Ich erforsche sie. Ob es Engel gibt, ist eine andere Frage. Man kann nicht sagen: „Es gibt Engel – so wie es einen Tisch oder einen anderen Gegenstand gibt. Engel subsistieren, das heißt, sie sind da, ohne dass sie empirisch erforscht sind. Sie bestehen eher als eine natürliche Idee oder als eine Ordnung, so wie die Mathematik oder die Idee der Freiheit. Engel gibt es meines Erachtens in dem Sinn, dass wir von der Transzendenz von etwas Übermenschlichem reden können.
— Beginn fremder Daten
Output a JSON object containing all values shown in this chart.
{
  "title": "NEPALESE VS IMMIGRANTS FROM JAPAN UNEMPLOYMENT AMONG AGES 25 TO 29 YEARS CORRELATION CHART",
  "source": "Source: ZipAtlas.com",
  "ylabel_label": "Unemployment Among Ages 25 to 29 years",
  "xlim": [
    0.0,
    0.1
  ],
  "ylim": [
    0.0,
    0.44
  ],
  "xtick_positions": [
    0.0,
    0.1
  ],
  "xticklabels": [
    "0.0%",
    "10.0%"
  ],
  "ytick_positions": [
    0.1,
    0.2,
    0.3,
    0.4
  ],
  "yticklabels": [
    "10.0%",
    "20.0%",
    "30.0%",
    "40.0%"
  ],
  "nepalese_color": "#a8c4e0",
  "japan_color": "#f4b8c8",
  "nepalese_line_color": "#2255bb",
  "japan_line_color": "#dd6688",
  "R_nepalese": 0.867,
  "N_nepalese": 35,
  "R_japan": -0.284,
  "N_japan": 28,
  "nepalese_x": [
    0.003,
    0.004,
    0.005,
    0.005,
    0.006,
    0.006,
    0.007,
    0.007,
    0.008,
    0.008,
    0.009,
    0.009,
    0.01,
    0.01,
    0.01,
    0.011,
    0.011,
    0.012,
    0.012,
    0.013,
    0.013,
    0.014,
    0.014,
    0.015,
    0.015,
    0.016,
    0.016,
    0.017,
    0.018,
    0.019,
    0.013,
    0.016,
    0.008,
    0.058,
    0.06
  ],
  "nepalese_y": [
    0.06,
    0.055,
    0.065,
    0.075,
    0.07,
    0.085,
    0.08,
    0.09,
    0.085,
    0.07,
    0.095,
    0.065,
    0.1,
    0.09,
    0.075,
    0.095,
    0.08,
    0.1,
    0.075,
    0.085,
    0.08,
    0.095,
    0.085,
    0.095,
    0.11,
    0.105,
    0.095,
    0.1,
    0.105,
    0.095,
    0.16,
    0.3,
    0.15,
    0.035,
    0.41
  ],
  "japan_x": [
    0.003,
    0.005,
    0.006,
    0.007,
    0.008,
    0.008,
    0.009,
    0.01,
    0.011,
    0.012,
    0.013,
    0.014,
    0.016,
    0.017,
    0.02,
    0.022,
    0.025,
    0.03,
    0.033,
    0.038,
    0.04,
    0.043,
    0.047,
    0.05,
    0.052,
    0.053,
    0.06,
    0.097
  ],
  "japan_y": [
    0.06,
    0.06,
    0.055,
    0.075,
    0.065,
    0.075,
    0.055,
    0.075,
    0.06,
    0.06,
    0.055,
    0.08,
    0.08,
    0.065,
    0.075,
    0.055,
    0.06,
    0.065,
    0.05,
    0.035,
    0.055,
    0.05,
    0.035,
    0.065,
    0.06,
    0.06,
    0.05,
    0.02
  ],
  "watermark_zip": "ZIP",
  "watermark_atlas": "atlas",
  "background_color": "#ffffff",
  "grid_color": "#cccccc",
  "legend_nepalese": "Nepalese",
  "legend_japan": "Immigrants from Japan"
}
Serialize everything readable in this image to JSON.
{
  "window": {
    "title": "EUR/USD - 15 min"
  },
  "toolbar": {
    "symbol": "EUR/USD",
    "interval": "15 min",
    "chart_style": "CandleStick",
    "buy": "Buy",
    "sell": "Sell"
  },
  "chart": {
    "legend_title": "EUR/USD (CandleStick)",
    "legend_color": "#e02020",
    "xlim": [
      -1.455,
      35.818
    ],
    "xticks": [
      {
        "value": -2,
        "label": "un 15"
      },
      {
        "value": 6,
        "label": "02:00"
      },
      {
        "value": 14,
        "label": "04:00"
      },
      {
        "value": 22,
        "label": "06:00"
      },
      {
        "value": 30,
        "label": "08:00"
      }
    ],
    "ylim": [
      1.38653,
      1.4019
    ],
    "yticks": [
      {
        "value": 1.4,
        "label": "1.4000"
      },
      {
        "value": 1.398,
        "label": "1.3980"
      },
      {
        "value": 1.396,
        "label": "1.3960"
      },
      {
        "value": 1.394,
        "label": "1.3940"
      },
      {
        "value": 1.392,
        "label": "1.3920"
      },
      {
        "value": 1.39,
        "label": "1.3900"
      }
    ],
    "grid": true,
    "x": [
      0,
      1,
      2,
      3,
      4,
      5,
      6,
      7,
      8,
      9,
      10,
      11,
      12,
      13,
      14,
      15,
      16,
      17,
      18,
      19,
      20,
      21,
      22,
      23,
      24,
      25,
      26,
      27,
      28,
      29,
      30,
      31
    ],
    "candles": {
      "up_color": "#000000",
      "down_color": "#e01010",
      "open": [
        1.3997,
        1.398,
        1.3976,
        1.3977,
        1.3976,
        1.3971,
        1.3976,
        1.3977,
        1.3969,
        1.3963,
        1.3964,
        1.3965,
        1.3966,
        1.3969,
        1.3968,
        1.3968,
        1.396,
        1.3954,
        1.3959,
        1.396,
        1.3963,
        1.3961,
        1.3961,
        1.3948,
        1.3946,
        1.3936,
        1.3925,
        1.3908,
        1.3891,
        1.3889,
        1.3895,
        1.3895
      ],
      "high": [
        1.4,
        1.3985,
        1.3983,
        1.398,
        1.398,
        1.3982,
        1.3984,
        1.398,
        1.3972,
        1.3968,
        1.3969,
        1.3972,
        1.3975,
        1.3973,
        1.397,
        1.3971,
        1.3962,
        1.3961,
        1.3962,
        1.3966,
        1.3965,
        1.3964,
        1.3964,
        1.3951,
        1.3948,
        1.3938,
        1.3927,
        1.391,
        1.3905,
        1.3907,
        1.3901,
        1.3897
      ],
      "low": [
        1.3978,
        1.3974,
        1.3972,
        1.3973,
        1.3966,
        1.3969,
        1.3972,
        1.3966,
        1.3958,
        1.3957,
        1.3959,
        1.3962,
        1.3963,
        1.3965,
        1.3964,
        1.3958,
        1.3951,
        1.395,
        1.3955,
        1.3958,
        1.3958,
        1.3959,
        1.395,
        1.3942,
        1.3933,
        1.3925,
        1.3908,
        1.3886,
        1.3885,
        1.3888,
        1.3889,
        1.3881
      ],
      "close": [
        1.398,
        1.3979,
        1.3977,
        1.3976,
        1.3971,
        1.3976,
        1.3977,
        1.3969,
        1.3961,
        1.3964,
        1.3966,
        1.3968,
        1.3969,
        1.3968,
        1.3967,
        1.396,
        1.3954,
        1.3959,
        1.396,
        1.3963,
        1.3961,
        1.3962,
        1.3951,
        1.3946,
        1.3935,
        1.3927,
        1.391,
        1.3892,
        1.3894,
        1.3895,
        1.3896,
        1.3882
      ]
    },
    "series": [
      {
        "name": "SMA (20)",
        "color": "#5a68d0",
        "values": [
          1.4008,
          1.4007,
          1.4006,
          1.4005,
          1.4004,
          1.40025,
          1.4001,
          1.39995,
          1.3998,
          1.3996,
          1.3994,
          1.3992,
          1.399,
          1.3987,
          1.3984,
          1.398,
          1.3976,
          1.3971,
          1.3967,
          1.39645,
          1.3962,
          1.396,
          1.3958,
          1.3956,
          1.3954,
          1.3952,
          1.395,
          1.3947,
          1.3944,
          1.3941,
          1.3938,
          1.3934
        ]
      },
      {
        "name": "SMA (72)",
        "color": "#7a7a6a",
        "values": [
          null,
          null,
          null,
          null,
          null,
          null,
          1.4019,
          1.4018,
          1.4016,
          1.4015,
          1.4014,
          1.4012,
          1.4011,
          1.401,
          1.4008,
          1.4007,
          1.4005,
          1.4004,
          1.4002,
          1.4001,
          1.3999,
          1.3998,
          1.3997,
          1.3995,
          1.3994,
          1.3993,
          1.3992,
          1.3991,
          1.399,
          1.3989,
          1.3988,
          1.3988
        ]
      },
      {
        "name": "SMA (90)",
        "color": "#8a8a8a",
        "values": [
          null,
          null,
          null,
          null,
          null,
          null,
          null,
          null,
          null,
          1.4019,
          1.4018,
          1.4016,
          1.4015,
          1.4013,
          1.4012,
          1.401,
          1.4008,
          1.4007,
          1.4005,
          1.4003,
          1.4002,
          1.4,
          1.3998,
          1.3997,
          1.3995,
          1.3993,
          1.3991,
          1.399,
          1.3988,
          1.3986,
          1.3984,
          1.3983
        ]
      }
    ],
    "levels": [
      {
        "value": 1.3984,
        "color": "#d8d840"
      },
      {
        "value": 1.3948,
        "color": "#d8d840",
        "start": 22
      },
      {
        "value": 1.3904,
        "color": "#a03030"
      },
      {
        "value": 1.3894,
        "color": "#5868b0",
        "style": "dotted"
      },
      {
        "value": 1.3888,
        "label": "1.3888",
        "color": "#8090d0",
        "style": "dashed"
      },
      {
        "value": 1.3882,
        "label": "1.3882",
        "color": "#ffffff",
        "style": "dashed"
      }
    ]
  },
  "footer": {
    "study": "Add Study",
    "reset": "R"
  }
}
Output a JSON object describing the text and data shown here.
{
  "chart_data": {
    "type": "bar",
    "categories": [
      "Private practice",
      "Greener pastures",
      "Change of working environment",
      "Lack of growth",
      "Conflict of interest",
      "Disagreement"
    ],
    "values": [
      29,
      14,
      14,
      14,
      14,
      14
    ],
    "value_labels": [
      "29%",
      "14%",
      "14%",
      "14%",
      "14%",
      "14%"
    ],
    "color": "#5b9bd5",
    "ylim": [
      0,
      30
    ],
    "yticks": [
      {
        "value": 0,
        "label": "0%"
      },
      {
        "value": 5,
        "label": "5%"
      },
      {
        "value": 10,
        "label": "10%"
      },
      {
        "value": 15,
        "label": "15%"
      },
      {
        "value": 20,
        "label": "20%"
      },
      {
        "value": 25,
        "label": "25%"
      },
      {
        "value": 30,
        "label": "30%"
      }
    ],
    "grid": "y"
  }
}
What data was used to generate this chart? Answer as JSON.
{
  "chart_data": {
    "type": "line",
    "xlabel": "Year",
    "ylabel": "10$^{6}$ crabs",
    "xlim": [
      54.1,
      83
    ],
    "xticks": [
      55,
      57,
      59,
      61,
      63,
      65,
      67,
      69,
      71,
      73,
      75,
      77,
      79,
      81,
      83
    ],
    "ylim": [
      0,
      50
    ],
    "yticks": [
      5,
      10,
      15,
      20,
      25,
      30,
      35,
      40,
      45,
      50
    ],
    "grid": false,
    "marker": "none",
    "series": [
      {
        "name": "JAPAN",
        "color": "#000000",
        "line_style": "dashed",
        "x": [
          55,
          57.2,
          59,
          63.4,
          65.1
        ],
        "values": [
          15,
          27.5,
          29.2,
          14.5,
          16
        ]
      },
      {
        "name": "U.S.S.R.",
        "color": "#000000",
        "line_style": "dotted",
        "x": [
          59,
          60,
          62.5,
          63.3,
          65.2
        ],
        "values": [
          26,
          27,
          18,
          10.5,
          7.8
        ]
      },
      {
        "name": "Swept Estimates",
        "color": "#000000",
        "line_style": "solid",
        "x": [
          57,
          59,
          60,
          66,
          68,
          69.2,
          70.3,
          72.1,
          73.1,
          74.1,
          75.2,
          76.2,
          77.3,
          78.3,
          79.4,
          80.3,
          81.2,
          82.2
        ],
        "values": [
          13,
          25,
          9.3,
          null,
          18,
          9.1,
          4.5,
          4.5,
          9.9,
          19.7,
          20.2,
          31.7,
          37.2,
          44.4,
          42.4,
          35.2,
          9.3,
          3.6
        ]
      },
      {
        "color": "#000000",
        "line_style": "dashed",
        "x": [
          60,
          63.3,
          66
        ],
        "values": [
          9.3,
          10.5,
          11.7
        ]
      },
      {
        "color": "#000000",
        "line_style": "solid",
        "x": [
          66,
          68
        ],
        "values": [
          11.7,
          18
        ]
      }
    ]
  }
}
Wie kamen Sie zur Engelsforschung?
Vor zehn Jahren habe ich mal einen Vortrag zu dem Thema gehalten. Das Interesse sowohl der Zuhörer als auch der Öffentlichkeit hat mich dazu veranlasst, auch weiterhin zu forschen. Ich habe gemerkt, dass das Thema sehr stiefmütterlich behandelt wurde, obwohl es eines der großen Traktate in der Theologie des Mittelalters ist. Die wissenschaftliche Auseinandersetzung mit Engeln ist im 19. Jahrhundert zusammengebrochen. Und das, obwohl in der Angeologie, also in der Lehre von den Engeln, ganz viele aktuelle Themen versteckt sind, etwa die Frage danach, ob es nur ein Universum oder mehrere gibt.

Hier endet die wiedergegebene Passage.